Oh hey! I have news. Big news. Good news. I hope it's news that will make you understand why I've been m.i.a. for a while now on this blog.
Yes... yes... it finally happened! I got a job!
Well, okay, we all know I had a job at the farm store. But since finishing up college in December, that really wasn't cutting it for me. These last four months have been nothing but coming home at the end of long, dull days and applying to every job I saw. I mean, I know everyone is aware of the job market right now. There's nothing quite like ending college with such high hopes for good things to come, and then... nothing.
But all that weight is lifted now, and it's crazy how much brighter I feel just to know I've got something interesting to do each day. It's nothing grand, but it is something that involves almost constant writing... which, you know, is just my thing. So that's good.
Anyway. What with starting the job and finally landing a sweet place to live come June when my lease is up, I was hardly ever home to cook. I hope you understand. And then, when I did have time... well, the weather got so beautiful that it was impossible to stay inside! Which is how I ended up going hiking on a 90 degree day. Ugh—don't ask me what I was thinking. It was too hot for that, and now my legs are all sore. And on top of that, today it's back to being cold and rainy outside.
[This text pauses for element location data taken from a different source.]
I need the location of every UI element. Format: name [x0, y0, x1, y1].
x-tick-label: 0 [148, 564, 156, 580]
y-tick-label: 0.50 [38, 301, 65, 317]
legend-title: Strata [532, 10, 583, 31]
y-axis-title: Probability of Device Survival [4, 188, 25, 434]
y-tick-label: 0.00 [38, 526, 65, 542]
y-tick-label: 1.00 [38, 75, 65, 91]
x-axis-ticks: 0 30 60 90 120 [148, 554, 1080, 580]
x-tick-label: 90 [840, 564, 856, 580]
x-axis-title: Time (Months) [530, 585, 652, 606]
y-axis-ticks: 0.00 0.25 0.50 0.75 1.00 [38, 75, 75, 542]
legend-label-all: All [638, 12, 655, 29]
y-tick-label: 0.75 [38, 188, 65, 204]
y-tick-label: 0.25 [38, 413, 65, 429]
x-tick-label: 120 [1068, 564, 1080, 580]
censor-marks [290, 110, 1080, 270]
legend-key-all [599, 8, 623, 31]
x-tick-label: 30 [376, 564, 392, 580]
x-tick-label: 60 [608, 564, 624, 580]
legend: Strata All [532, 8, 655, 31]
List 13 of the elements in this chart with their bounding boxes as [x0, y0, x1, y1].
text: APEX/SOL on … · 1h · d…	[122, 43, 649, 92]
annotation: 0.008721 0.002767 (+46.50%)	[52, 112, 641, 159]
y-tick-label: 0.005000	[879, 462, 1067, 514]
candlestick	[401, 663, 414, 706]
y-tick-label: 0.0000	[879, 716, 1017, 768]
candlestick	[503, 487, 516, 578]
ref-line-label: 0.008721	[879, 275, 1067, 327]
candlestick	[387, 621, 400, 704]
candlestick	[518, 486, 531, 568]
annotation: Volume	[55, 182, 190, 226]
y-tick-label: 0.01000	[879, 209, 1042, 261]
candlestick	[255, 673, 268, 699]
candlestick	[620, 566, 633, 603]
What's a girl to do with sore muscles and bad weather? Well, those just happen to be perfect baking conditions, didn't you know? So I made a cornbread.
I have a confession. The only thing I ever enjoyed from the college dining hall was their cornbread. Yup, the soft, sticky, sweet type of cornbread that you know is just full of sugar. It's just so good, especially to someone who was used to dry, crumbly cornbreads. I didn't know what cornbread could be. So this recipe, with some olive oil to counteract the sugar (maybe?) and buttermilk to keep it creamy, sounded right up my alley.
It turned out very smooth and milky, with enough sweetness to catch my fancy but some tang from the buttermilk to keep it interesting. I wish it had been a bit more moist, but that's about it. So here ya go, and I hope these last few weeks have been as good for you as they have for me.
Cornbread
Adapted from The Hungry Mouse
1 cup cornmeal
1 cup flour
1/2 cup sugar
3 teaspoons baking powder
1/2 cup olive oil
2/3 cup buttermilk
2 eggs
Preheat the oven to 400 degrees. Grease an 8x8 baking dish with butter.
Whisk the eggs with the olive oil and buttermilk. Add in the cornmeal, flour, sugar, and baking powder. Stir until well combined.
Pour into the baking dish and bake for roughly 20 minutes, until the edges are golden. I covered mine with foil about 15 minutes in to keep it from over-browning.